Dr. Jordan performed a psychological consultative examination of Plaintiff. The court would note that the ALJ extensively discussed Dr. Jordan's examination of Plaintiff, and opinions relating thereto. The ALJ specifically noted that "Dr. Jordan documented no more than moderate deficits." Tr. 40. Plaintiff does not point to any specific aspect of Dr. Jordan's opinion that is in contradiction with the ALJ's determination. Further, the ALJ relied upon other opinion evidence that was consistent with the opinions of Dr. Jordan and the ALJ's ultimate findings are consistent with these opinions. Accordingly, to the extent the ALJ's failure to state what weight she gave to the medical opinions was error, it was harmless. Caldwell, 261 F.Appx. at 191.
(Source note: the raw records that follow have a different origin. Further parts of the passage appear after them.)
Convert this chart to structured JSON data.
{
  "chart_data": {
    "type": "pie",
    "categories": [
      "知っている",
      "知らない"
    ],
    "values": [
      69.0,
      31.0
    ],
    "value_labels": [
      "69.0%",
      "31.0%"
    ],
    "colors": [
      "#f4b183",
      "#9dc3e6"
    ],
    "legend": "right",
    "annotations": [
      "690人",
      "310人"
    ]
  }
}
To the extent that Plaintiff complains that the ALJ gave no weight to an examining psychiatrist but afforded weight to the opinion of non-examining physicians, the court finds no merit. Plaintiff correctly states that "[t]he law is clear that, although the opinion of an examining physician is generally entitled to more weight than the opinion of a non-examining physician, the ALJ is free to reject the opinion of any physician when the evidence supports a contrary conclusion. " Pl.'s Br. (Doc. 12) at 14-15 (quoting Syrock v. Heckler, 764 F.2d 834, 835 (11th Cir. 1985) (citing 20 C.F.R. § 404.1526)) (emphasis added). Here, the ALJ found Dr. McDowell's opinions to be unsupported by and contrary to the evidence of record. Indeed, the ALJ explicitly stated so no less than three times in the Decision: "[Dr. McDowell's] assessments have been accorded no weight due to absences of supporting medical records. The[] limitations [identified by Dr. McDowell] are inconsistent with the record as a whole and they are inconsistent with the treating physician's treatment histories." Tr. 31. "No weight is accorded to [Dr. McDowell's] evaluation, as there are no supporting records and the findings are inconsistent with [Plaintiff]'s treating physician's treatment records. [Plaintiff] made no mention of suicidal thoughts to her treating physician and the record is absent of hospitalizations or emergency room visits for any mental impairment other than [Plaintiff] mentioning that she has mental problems." Tr. 32. "The [ALJ] accords no weight to Dr. Ann B. McDowell's examination and assessments in Exhibits 13Fand 15F for the reason that there are no records to support the findings and the findings are inconsistent with [Plaintiff]'s treating physician treatment records." Tr. 41. The court finds that the ALJ's decision to afford no weight to Dr. McDowell's opinion was supported by substantial evidence and, thus, no error occurred.

V. CONCLUSION

For the reasons stated above, the decision of the Commissioner is REVERSED and this case is REMANDED to the Commissioner for the ALJ to reevaluate, in consideration of all of Plaintiff's limitations, whether Plaintiff is able to perform past relevant work as a cashier and, if not, whether other jobs exist in the national economy that Plaintiff is able to perform, ensuring that all of Plaintiff's limitations are accurately incorporated in the hypothetical to the VE. A separate judgment will issue.